Dennis rode on Vic's shoulders, gap-toothed grin wide, Kakie plushie tucked under one arm. "Gah-fah? More sand? Or disco?"

Vic ruffled the boy's wild curls, Venom forming a tiny black cape over Dennis's shoulders for dramatic effect. "Tonight it's flight school, kiddo. Grandpa's big finale. But remember—chocolate always wins if the flying thing flops."

Venom's white eyes narrowed at Dracula. "You sure about this tower plan, Count? Kid's not a lab rat. We tried forced evolution once. Didn't end well."

Dracula ignored the warning, cape billowing as he led them through the moonlit redwoods to the camp's ancient training tower. Two hundred feet of rickety wooden beams, bat-shaped turrets, and a platform at the top that looked like it had survived the Black Death. "This is where I learned! A true Dracula does not hesitate. He leaps. He flies. He becomes legend!"

The monsters trudged up the spiral staircase, grumbling and huffing. Dennis clapped excitedly. "Bleh bleh bleh tower! Like Kakie's balloon house!"

At the top, the wind whipped cold and sharp. The forest stretched out below like a dark sea. Dracula positioned Dennis at the edge, hands on the boy's tiny shoulders. "My boy… close your eyes. Feel the night. When I let go, you will fly. Just like Grandpa."

Dennis blinked up at him, innocent and trusting. "Fly? Like Mommy? Bleh bleh bleh?"

Vic stepped forward, symbiote tendrils ready. "Whoa, big bro. Maybe a practice flap first? Or a symbiote parachute? I've got emergency chocolate boosters—"

"No!" Dracula snapped, voice echoing with centuries of fatherly fear and hope. "This is the way! He will figure it out before he hits the ground. Trust the bloodline!"

Before anyone could protest, Dracula lifted Dennis high—and threw him.

The boy sailed off the edge like a tiny black comet, cape flapping, Kakie plushie clutched tight. "Wheeeeee—bleh bleh bleh!"

Vic lunged, Venom exploding outward in black tentacles that barely missed. "Dennis!"

One by one, the monsters crowded the railing.

Frankenstein peered over, bolts creaking. "He's… not flying.
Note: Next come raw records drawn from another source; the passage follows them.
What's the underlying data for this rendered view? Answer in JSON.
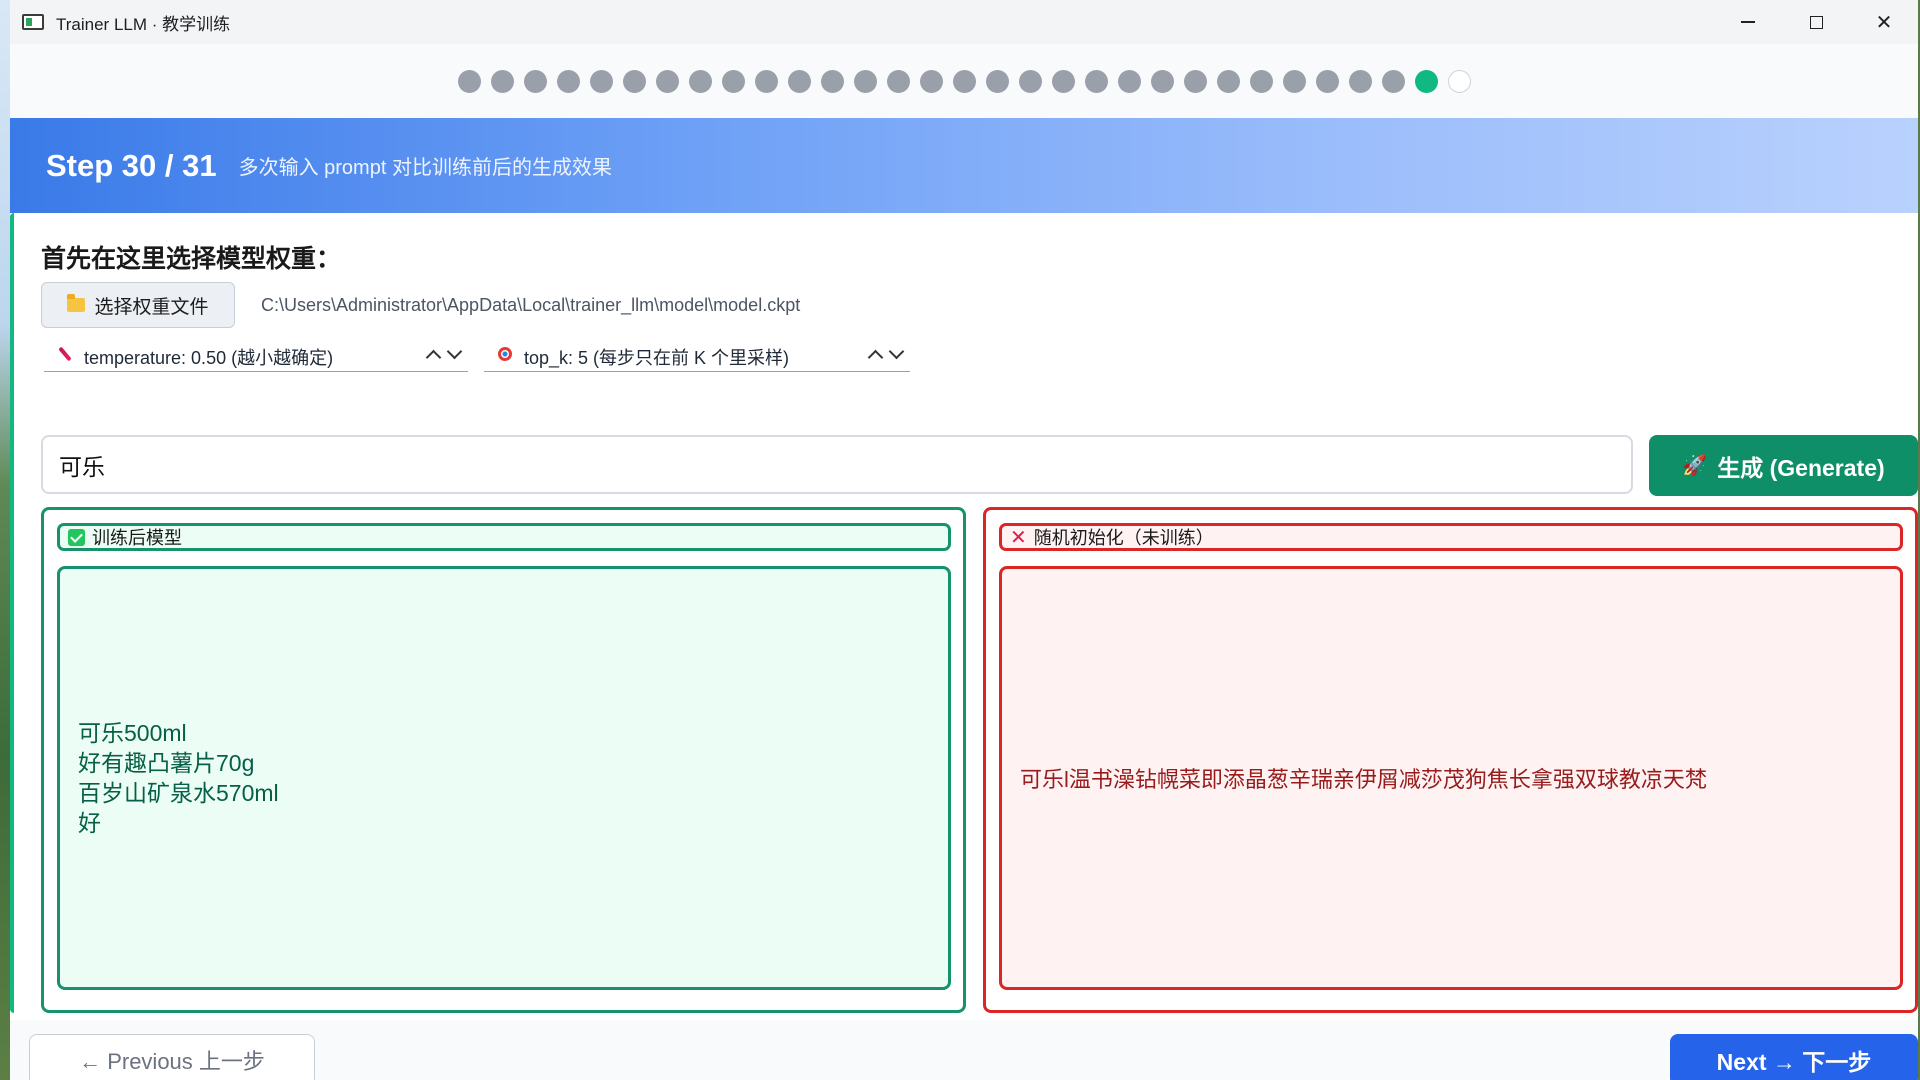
{
  "window": {
    "title": "Trainer LLM · 教学训练",
    "controls": {
      "minimize": "minimize-icon",
      "maximize": "maximize-icon",
      "close": "✕"
    }
  },
  "progress": {
    "total_steps": 31,
    "current_step": 30
  },
  "step": {
    "title": "Step 30 / 31",
    "subtitle": "多次输入 prompt 对比训练前后的生成效果"
  },
  "weights": {
    "section_label": "首先在这里选择模型权重：",
    "choose_button": "选择权重文件",
    "path": "C:\\Users\\Administrator\\AppData\\Local\\trainer_llm\\model\\model.ckpt"
  },
  "params": {
    "temperature": "temperature: 0.50  (越小越确定)",
    "top_k": "top_k: 5  (每步只在前 K 个里采样)"
  },
  "prompt": {
    "value": "可乐"
  },
  "generate_button": "生成 (Generate)",
  "panels": {
    "trained": {
      "label": "训练后模型",
      "output": "可乐500ml\n好有趣凸薯片70g\n百岁山矿泉水570ml\n好"
    },
    "random": {
      "label": "随机初始化（未训练）",
      "output": "可乐l温书澡钻幌菜即添晶葱辛瑞亲伊屑减莎茂狗焦长拿强双球教凉天梵"
    }
  },
  "nav": {
    "previous": "← Previous 上一步",
    "next": "Next → 下一步"
  },
  "colors": {
    "accent_green": "#10b981",
    "generate_green": "#0f8f67",
    "error_red": "#dc2626",
    "primary_blue": "#2563eb"
  }
}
Just falling. Straight down."

Wayne squinted, tail twitching. "Still falling. No wings. No poof. Kid's got style though—arms out like a superhero."

Wanda elbowed him. "He's screaming 'bleh bleh bleh' the whole way. That's commitment."

Murray winced, clutching his back. "My sand pile would have been softer…"

Griffin's invisible voice drifted from nowhere. "Still not flying. I can see the ground getting closer. Real close now."

The Blob bounced nervously on his scooter. "He's gonna make a Dennis-shaped crater! But it'll be cute!"

Vic's heart hammered. Venom's tendrils shot downward like living bungee cords, stretching impossibly far. "Come on, kid—any second now—"

Dracula's eyes widened in panic as Dennis plummeted the final fifty feet. "No—no—no—MY GRANDSON!"

He dove off the tower like a black missile, cape snapping, and snatched Dennis out of the air inches from the forest floor. The boy dangled happily in his grandfather's arms, giggling. "Grandpa catch! Bleh bleh bleh fun! Again?"

Dracula hugged him tight, breathing hard. "You… you were supposed to fly."

Dennis patted his cheek. "I did! In my head. With Kakie balloons."

Vic and Venom landed beside them in a crouch, symbiote retracting. "See? Kid's got his own way. No forced leaps needed."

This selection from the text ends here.